Useful Hook Patterns
1
2
3
4
5
6
7
8
9
10
11
12
13
14
15
16
17
18
19
20
21
22
# pre-commit: run linter on staged files only
#!/bin/bash
git diff --cached --name-only --diff-filter=ACM | \
grep '\.py$' | xargs -r python -m flake8
# prepare-commit-msg: add branch name to commit message
#!/bin/bash
BRANCH=$(git symbolic-ref --short HEAD 2>/dev/null)
if [ -n "$BRANCH" ]; then
sed -i.bak -e "1s/^/[$BRANCH] /" "$1"
fi
# pre-push: run tests before allowing push
#!/bin/bash
make test
# post-checkout: install dependencies when switching branches
#!/bin/bash
# $3 is 1 for branch checkout, 0 for file checkout
if [ "$3" = "1" ]; then
npm install --silent 2>/dev/null
fi
Server-Side Hooks
On the receiving end of a push:
| Hook | When | Can Reject? |
|---|---|---|
pre-receive | Before any refs are updated | Yes |
update | Once per ref being updated | Yes (per-ref) |
post-receive | After all refs are updated | No |
post-update | After refs are updated (simpler) | No |
pre-receive gets the old and new hash for each ref on stdin. This is where hosting platforms implement branch protection, required reviews, and CI gates.
1
2
3
4
5
6
7
8
9
10
# pre-receive: reject force pushes to main
#!/bin/bash
while read oldrev newrev refname; do
if [ "$refname" = "refs/heads/main" ]; then
if ! git merge-base --is-ancestor "$oldrev" "$newrev"; then
echo "ERROR: Force push to main is not allowed"
exit 1
fi
fi
done
Wrapping Up
The advanced internals — packfile delta compression, commit graphs with Bloom filters, the wire protocol’s want/have negotiation, partial clones — are what make git scale from a 10-file project to a million-file monorepo.
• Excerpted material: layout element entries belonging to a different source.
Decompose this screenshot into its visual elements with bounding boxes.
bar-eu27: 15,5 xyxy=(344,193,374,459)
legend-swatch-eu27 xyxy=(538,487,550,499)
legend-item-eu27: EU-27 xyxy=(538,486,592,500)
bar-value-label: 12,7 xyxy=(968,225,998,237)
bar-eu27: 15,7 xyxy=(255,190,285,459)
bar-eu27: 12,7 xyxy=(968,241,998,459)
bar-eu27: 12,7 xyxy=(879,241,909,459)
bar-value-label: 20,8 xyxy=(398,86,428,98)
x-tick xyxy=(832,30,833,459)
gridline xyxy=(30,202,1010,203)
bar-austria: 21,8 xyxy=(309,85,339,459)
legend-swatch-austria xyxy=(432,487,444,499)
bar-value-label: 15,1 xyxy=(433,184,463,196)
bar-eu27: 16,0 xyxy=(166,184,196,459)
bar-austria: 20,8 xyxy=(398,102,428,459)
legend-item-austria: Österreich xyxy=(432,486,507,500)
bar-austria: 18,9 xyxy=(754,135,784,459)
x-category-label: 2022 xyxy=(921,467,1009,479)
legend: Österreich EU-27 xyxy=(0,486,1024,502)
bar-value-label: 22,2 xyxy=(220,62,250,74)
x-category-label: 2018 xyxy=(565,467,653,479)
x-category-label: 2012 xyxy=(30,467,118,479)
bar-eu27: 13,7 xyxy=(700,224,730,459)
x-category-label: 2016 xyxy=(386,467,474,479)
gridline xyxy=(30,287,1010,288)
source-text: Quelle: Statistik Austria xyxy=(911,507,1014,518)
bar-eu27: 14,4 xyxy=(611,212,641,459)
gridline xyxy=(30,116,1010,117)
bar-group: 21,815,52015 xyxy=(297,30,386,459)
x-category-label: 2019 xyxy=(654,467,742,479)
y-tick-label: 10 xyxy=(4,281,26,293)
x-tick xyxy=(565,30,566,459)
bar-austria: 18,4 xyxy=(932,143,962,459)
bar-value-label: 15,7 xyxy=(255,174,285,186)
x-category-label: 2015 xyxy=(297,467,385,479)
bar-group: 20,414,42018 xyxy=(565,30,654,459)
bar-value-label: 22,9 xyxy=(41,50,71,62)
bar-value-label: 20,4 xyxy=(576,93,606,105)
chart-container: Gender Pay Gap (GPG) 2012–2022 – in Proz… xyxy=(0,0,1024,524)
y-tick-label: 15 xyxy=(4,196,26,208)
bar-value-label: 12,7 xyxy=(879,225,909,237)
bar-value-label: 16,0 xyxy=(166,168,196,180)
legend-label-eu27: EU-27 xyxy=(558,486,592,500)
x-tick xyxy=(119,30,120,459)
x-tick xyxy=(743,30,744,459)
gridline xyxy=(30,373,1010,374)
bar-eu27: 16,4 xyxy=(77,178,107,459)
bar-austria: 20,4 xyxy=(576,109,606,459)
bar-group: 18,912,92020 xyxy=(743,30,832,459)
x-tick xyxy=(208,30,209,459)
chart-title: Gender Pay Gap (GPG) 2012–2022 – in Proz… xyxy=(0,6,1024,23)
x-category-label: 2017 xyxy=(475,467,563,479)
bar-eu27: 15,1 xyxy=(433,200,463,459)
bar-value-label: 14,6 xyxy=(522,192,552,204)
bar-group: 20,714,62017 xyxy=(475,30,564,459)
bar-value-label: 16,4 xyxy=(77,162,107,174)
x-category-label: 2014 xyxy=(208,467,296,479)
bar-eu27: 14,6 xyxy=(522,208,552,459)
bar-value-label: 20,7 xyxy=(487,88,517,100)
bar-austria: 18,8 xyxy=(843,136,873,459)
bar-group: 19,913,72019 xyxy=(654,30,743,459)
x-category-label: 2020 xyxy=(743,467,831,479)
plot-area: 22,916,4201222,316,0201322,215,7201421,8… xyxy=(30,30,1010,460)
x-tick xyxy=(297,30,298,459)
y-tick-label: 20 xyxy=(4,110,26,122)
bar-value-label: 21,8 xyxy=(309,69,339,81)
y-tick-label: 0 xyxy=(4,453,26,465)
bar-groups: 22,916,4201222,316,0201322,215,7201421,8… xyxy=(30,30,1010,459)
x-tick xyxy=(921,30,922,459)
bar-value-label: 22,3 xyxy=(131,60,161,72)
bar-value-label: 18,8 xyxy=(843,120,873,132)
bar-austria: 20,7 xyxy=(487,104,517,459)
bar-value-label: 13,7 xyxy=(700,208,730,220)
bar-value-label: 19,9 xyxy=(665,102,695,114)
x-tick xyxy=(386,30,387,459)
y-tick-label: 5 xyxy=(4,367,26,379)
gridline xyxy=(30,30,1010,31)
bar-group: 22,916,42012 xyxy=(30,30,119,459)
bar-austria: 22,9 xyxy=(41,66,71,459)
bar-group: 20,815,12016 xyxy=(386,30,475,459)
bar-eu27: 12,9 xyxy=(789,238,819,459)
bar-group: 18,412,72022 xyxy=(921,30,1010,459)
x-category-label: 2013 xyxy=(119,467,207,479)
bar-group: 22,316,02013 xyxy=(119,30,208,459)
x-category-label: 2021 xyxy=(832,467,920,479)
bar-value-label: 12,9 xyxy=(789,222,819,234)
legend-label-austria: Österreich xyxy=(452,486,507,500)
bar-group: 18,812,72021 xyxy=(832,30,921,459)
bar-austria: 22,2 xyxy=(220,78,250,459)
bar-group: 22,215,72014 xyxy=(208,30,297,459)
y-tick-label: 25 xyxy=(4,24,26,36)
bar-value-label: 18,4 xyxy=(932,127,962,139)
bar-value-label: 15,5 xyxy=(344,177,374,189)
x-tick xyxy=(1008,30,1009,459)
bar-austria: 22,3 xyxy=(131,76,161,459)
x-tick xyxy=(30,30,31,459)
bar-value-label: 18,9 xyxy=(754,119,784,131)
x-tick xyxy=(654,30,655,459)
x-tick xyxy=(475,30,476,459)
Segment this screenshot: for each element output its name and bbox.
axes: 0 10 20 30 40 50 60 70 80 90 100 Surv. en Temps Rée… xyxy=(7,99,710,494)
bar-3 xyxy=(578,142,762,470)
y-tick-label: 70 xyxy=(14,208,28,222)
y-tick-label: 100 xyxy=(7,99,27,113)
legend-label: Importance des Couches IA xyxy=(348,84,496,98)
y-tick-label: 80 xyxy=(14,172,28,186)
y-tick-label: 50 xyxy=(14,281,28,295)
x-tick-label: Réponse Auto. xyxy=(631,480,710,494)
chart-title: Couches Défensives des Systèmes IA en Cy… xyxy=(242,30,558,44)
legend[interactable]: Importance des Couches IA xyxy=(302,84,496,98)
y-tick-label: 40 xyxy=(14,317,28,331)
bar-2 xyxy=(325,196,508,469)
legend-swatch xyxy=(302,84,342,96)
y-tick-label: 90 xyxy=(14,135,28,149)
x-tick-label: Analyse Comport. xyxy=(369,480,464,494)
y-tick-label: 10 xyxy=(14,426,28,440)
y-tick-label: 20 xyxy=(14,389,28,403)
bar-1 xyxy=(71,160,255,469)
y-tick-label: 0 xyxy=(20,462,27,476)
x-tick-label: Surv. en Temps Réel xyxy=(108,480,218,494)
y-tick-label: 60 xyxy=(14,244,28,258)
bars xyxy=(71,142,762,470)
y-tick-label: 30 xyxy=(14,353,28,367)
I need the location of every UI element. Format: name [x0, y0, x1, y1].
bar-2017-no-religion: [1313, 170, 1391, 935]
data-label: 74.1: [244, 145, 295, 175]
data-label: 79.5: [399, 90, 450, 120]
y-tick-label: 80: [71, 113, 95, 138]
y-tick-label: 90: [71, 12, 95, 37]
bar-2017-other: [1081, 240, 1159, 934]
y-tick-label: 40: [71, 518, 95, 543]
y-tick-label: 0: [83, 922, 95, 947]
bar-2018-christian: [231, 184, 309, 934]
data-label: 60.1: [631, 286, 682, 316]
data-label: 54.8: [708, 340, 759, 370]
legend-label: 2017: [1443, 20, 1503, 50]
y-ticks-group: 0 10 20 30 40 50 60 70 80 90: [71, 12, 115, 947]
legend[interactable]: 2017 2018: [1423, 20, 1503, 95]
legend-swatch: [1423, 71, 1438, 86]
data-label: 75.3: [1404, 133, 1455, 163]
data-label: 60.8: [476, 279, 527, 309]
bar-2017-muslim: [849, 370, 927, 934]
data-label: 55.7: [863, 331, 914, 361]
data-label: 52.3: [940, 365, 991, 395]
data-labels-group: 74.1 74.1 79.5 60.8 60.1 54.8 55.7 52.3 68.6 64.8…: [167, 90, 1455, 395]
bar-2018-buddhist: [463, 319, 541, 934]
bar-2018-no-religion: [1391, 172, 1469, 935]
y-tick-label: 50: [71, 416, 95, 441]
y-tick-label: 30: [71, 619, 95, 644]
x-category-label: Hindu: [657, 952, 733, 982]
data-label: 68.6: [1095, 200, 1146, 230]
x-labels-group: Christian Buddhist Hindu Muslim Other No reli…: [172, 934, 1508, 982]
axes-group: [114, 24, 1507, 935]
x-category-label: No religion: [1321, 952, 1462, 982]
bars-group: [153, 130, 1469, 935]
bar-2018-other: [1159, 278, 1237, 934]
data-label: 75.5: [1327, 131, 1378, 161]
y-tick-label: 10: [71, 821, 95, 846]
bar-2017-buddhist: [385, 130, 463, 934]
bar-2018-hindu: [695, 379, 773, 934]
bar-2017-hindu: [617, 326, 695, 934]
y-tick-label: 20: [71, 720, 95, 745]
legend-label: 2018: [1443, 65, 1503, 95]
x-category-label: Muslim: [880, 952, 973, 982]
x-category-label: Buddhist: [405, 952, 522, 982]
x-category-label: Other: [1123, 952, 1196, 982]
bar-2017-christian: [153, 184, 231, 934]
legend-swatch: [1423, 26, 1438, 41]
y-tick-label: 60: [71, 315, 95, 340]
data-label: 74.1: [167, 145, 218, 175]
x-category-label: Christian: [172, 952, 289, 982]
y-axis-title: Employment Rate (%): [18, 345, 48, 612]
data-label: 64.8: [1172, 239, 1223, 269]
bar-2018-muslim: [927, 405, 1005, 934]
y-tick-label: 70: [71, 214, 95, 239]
Most developers never need to think about them, but when you’re debugging why git status takes 5 seconds, why a fetch transferred more data than expected, or why a merge produced a surprising result, this is where the answers live.
The tools are all there: git verify-pack for packfile inspection, GIT_TRACE_PACKET for protocol debugging, git replace for history surgery, and git fsmonitor--daemon for filesystem performance. Git exposes its internals more than almost any other tool — you just have to know where to look.